Publié le 30 décembre 2025 à 14h58. L’escalade des tensions au Yémen, marquée par des affrontements armés dans le sud et une rupture entre l’Arabie saoudite et les Émirats arabes unis, menace de faire échouer le fragile cessez-le-feu en cours et plonge le pays dans une nouvelle crise.
- L’Arabie saoudite a lancé des frappes aériennes sur le port de Mukalla, accusant les Émirats arabes unis de fournir des armes à des groupes séparatistes du sud.
- Le gouvernement yéménite, reconnu internationalement, a décrété l’état d’urgence pour 90 jours et annulé son accord de défense mutuelle avec les Émirats arabes unis.
- Riyad a donné un ultimatum de 24 heures aux troupes émiraties pour quitter le Yémen.

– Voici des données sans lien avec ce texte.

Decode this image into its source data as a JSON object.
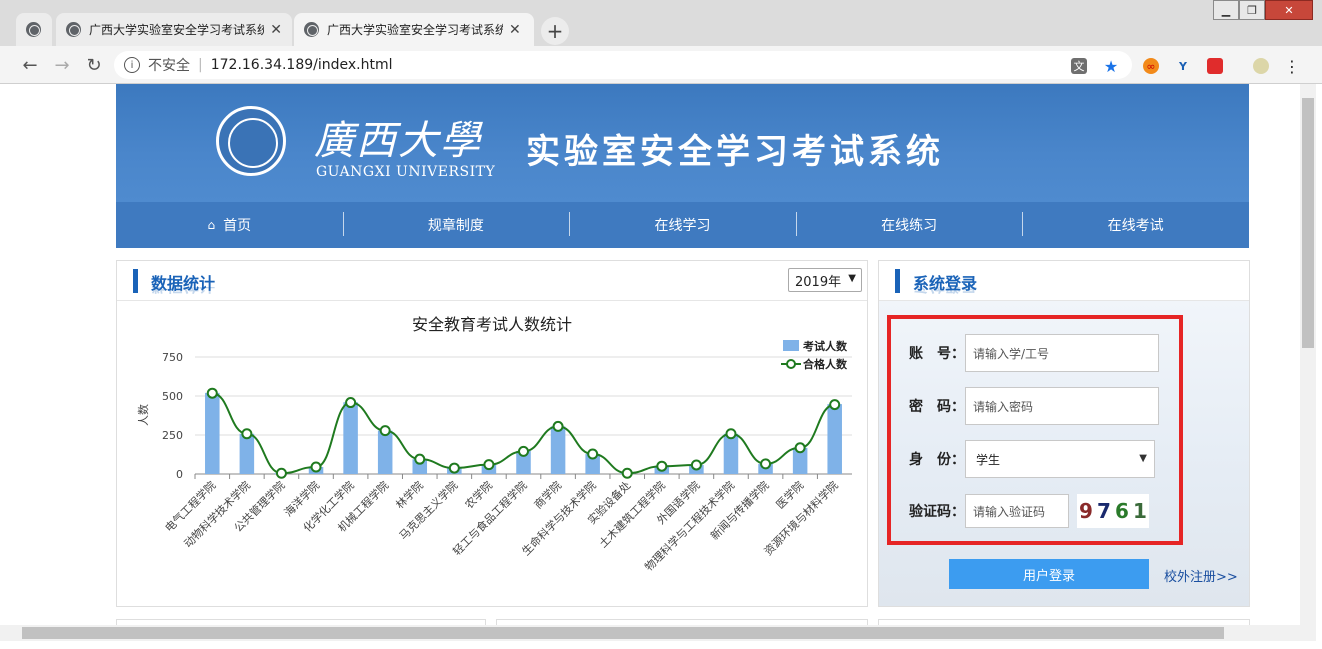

La situation sécuritaire au Yémen s’est considérablement détériorée ces dernières heures, avec l’éclatement de combats de grande ampleur dans le sud du pays. Le gouvernement yéménite, soutenu par la communauté internationale, a réagi en proclamant l’état d’urgence nationale pour une durée de 90 jours, une mesure exceptionnelle destinée à faire face à une escalade militaire jugée incontrôlable.

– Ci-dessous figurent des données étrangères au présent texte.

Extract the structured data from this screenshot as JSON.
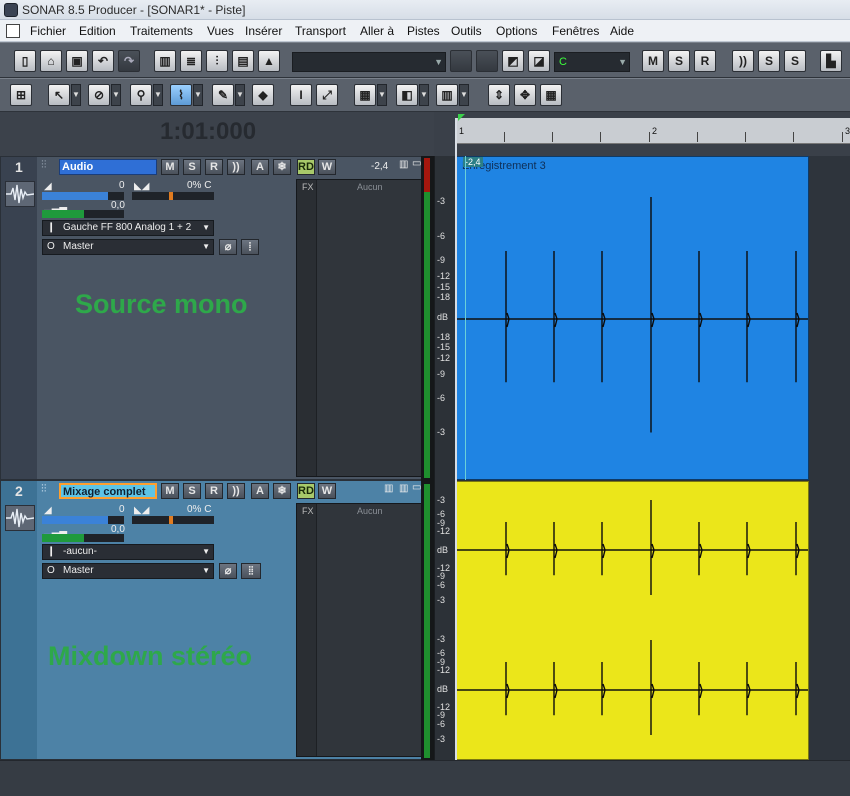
{
  "window": {
    "title": "SONAR 8.5 Producer - [SONAR1* - Piste]"
  },
  "menu": [
    "Fichier",
    "Edition",
    "Traitements",
    "Vues",
    "Insérer",
    "Transport",
    "Aller à",
    "Pistes",
    "Outils",
    "Options",
    "Fenêtres",
    "Aide"
  ],
  "toolbar": {
    "snap_value": "C"
  },
  "now_time": "1:01:000",
  "ruler": {
    "labels": [
      "1",
      "2",
      "3"
    ]
  },
  "tracks": [
    {
      "number": "1",
      "name": "Audio",
      "buttons": [
        "M",
        "S",
        "R",
        "A",
        "RD",
        "W"
      ],
      "volume": "0",
      "pan": "0% C",
      "trim": "0,0",
      "peak": "-2,4",
      "input": "Gauche FF 800 Analog 1 + 2",
      "output": "Master",
      "fx_label": "FX",
      "fx_value": "Aucun",
      "overlay_text": "Source mono"
    },
    {
      "number": "2",
      "name": "Mixage complet",
      "buttons": [
        "M",
        "S",
        "R",
        "A",
        "RD",
        "W"
      ],
      "volume": "0",
      "pan": "0% C",
      "trim": "0,0",
      "input": "-aucun-",
      "output": "Master",
      "fx_label": "FX",
      "fx_value": "Aucun",
      "overlay_text": "Mixdown stéréo"
    }
  ],
  "clips": [
    {
      "label": "Enregistrement 3",
      "tag": "-2,4",
      "color": "#1f84e3"
    },
    {
      "color": "#ebe61a"
    }
  ],
  "db_scale_track1": [
    "-3",
    "-6",
    "-9",
    "-12",
    "-15",
    "-18",
    "dB",
    "-18",
    "-15",
    "-12",
    "-9",
    "-6",
    "-3"
  ],
  "db_scale_track2": [
    "-3",
    "-6",
    "-9",
    "-12",
    "dB",
    "-12",
    "-9",
    "-6",
    "-3"
  ],
  "colors": {
    "meter_green": "#1f8f2e",
    "meter_red": "#a5170e",
    "overlay_text": "#2ea84a"
  }
}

L’élément déclencheur de cette crise est l’offensive lancée par la coalition militaire dirigée par l’Arabie saoudite contre le port stratégique de Mukalla. Selon l’agence de presse saoudienne SPA, les forces de la coalition ont ciblé des cargaisons d’armes et de véhicules de combat arrivant par voie maritime depuis les Émirats arabes unis. Ces équipements étaient destinés au Conseil de transition du Sud (CTS), une milice soutenue par Abou Dhabi qui ambitionne de rétablir un État yéménite indépendant dans le sud du pays.
La coalition saoudienne a mis en garde contre toute confrontation militaire avec les forces séparatistes, appelant les rebelles à se retirer « pacifiquement » des provinces qu’ils ont récemment conquises. SPA a rapporté que les équipages des navires transportant l’armement avaient désactivé leurs systèmes de localisation pour faciliter le déchargement.

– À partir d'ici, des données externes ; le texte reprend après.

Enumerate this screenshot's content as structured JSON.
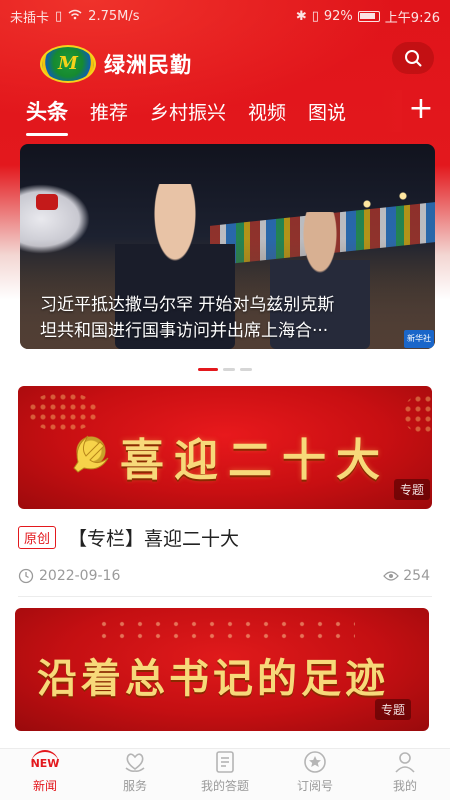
{
  "status_bar": {
    "carrier": "未插卡",
    "speed": "2.75M/s",
    "battery": "92%",
    "time": "上午9:26"
  },
  "header": {
    "app_name": "绿洲民勤",
    "search_icon": "search-icon",
    "add_icon": "plus-icon"
  },
  "tabs": [
    "头条",
    "推荐",
    "乡村振兴",
    "视频",
    "图说"
  ],
  "hero": {
    "caption_line1": "习近平抵达撒马尔罕 开始对乌兹别克斯",
    "caption_line2": "坦共和国进行国事访问并出席上海合···",
    "badge": "新华社"
  },
  "banner1": {
    "title": "喜迎二十大",
    "tag": "专题"
  },
  "article": {
    "badge": "原创",
    "title": "【专栏】喜迎二十大",
    "date": "2022-09-16",
    "views": "254"
  },
  "banner2": {
    "title": "沿着总书记的足迹",
    "tag": "专题"
  },
  "bottom_nav": [
    {
      "label": "新闻",
      "icon": "news-icon"
    },
    {
      "label": "服务",
      "icon": "heart-hand-icon"
    },
    {
      "label": "我的答题",
      "icon": "quiz-icon"
    },
    {
      "label": "订阅号",
      "icon": "star-badge-icon"
    },
    {
      "label": "我的",
      "icon": "user-icon"
    }
  ],
  "colors": {
    "brand_red": "#e3181d",
    "gold_text": "#f7d97a"
  }
}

En réponse à cette situation, le président du Conseil présidentiel yéménite, Rashad al-Alimi, a annoncé l’annulation de l’accord de défense mutuelle avec les Émirats arabes unis.
« L’accord de défense mutuelle avec les Émirats arabes unis est par la présente annulé. »
Rashad al-Alimi, Président du Conseil présidentiel yéménite
Cette décision s’accompagne d’un décret instaurant l’état d’urgence pour 90 jours, impliquant la mise en place d’un blocus aérien, maritime et terrestre de 72 heures.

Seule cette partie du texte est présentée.